Leaving the village of Bodhgaya after two nights was the right decision. Coming from southern India I found the people in the tourist trap too pushy. In fact, I remember chatting to a man in Trichy who warned that people in the north weren’t that friendly and he himself didn’t like to travel in that part of India.
The people are friendly but sometimes when walking down the street you end up feeling that all you are is a dollar sign. Lucky for me that I am blessed with the gift of (or talent for) complete indifference.

So now I am back in the nearby town of Gaya. I’ve a cheap and welcoming hotel near the train station with a small courtyard and an attempt at a sunken garden. Walking around the town I slowly realised that I’m being stared at more here than most place I’ve bimbled around. I know I am not the 1st white guy they have seen, so what’s the attraction?

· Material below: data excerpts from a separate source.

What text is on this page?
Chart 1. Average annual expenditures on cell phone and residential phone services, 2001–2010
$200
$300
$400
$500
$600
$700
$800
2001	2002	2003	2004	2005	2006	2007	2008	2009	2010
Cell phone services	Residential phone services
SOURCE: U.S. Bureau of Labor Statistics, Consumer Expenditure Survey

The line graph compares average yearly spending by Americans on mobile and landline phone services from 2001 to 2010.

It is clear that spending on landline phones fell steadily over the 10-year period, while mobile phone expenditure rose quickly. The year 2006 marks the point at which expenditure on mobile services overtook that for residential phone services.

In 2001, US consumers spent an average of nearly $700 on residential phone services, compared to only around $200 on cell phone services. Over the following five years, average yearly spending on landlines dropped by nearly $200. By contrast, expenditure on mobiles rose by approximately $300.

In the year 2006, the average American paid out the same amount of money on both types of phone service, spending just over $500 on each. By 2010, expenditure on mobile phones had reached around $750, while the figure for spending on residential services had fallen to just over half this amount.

During the rickshaw ride here I was joined by 8 other people. One was a young mother with her small child. The look on the kids face flickered between fear and awe and shortly I felt the now familiar feeling of a finger touching one of my tattoos and tracing the outline. Looking down at the kid I smiled, which as everyone knows scares them something silly! One day a child might smile back as opposed to tucking its head into the safety of its mother’s arms. At least the kid didn’t start to whimper or cry which is the normal course of events…guess I am just not that paternal!

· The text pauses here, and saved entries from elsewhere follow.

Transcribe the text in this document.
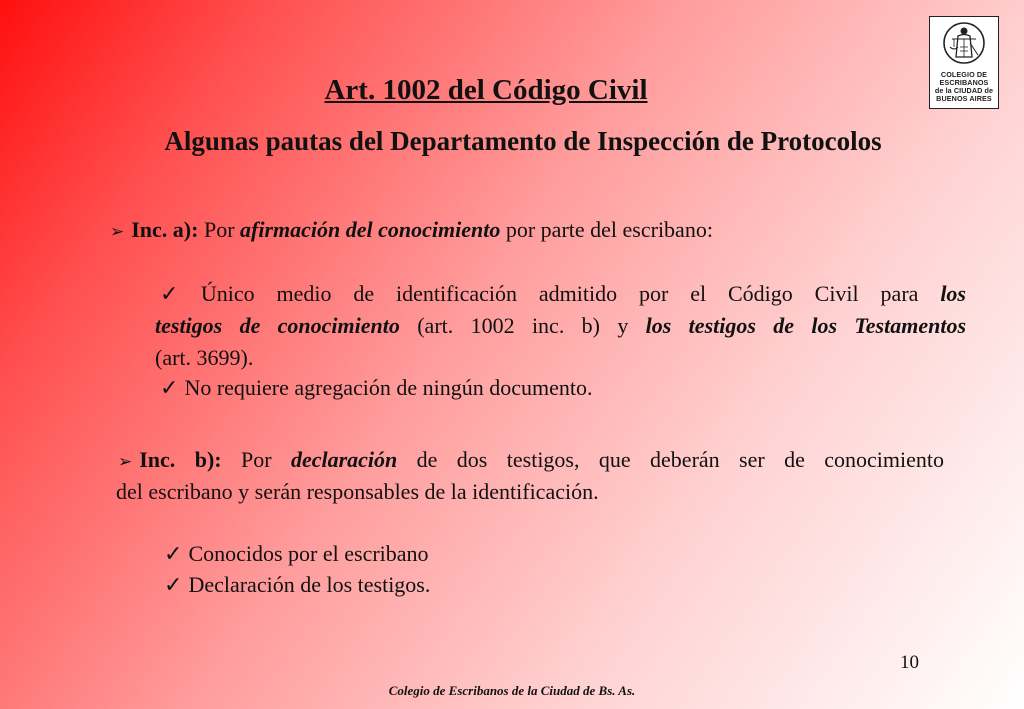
COLEGIO DE
ESCRIBANOS
de la CIUDAD de
BUENOS AIRES
Art. 1002 del Código Civil
Algunas pautas del Departamento de Inspección de Protocolos
➢ Inc. a): Por afirmación del conocimiento por parte del escribano:
✓ Único medio de identificación admitido por el Código Civil para los
testigos de conocimiento (art. 1002 inc. b) y los testigos de los Testamentos
(art. 3699).
✓ No requiere agregación de ningún documento.
➢ Inc. b): Por declaración de dos testigos, que deberán ser de conocimiento
del escribano y serán responsables de la identificación.
✓ Conocidos por el escribano
✓ Declaración de los testigos.
10
Colegio de Escribanos de la Ciudad de Bs. As.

I am not sure of the length of time I will be spending in India. The idea is tomorrow morning catch an early train to the town of Varanasi and after that head of to Darjeeling and then Nepal. However, I can fly (or bus) from Varanasi straight to Kathmandu. Is four months in India enough? Maybe it’s my desire for a cheese and ham sandwich complete with pork pie and a bottle of cider that’s clouding my thoughts or it could be that after 15 months of travelling not having a place “to belong too” is taking its mental toll?

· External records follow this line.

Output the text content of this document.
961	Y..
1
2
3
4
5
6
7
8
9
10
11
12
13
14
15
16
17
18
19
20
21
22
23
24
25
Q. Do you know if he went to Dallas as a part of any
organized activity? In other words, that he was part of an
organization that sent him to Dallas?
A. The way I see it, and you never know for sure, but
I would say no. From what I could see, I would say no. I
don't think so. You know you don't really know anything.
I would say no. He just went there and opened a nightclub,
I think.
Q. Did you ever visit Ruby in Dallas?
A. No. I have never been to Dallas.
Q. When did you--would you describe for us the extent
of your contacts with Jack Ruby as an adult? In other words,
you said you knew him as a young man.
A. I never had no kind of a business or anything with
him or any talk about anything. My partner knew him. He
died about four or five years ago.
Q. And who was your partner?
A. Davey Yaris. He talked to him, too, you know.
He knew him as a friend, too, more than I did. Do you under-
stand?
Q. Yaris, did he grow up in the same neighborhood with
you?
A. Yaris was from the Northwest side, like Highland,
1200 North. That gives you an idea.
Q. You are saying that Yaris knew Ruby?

Anyway back to today, after chilling out in the hotel courtyard reading a few chapters of Mahatma Gandhi’s autobiography I felt the need for a cold Monday afternoon beer. Turns out back in England it is august bank holiday Monday, which took me a while to work out. Popping to the local “wine” shop on the corner it turned out they only sold whiskey…damn. However, the café next door could serve me a beer although it wasn’t the most salubrious of surroundings. Its once white painted walls were covered in at least 30 years of smoke, grease and grim, I loved it!

Come the evening…

Beer and food were the order of the night, having a mostly one sided conversation with a drunk Indian who kept asking me

“Do you know who I am?” or “I know everything about you!”

Followed by me interjecting the sentence “I’m eating” wasn’t on the menu when I entered the restaurant. Have to say it was fun, especially when his less drunk mate at the bar kept pulling him away from my table only for him to race or more realistically stagger back to my table to continue the same three sentence conversation.

One thing that I have come to realise about myself is that I now smell different! Walking around all day under a hot sun makes me sweat. Triking under a hot sun this time last year all day made me sweat. The resulting smell is definitely different!!!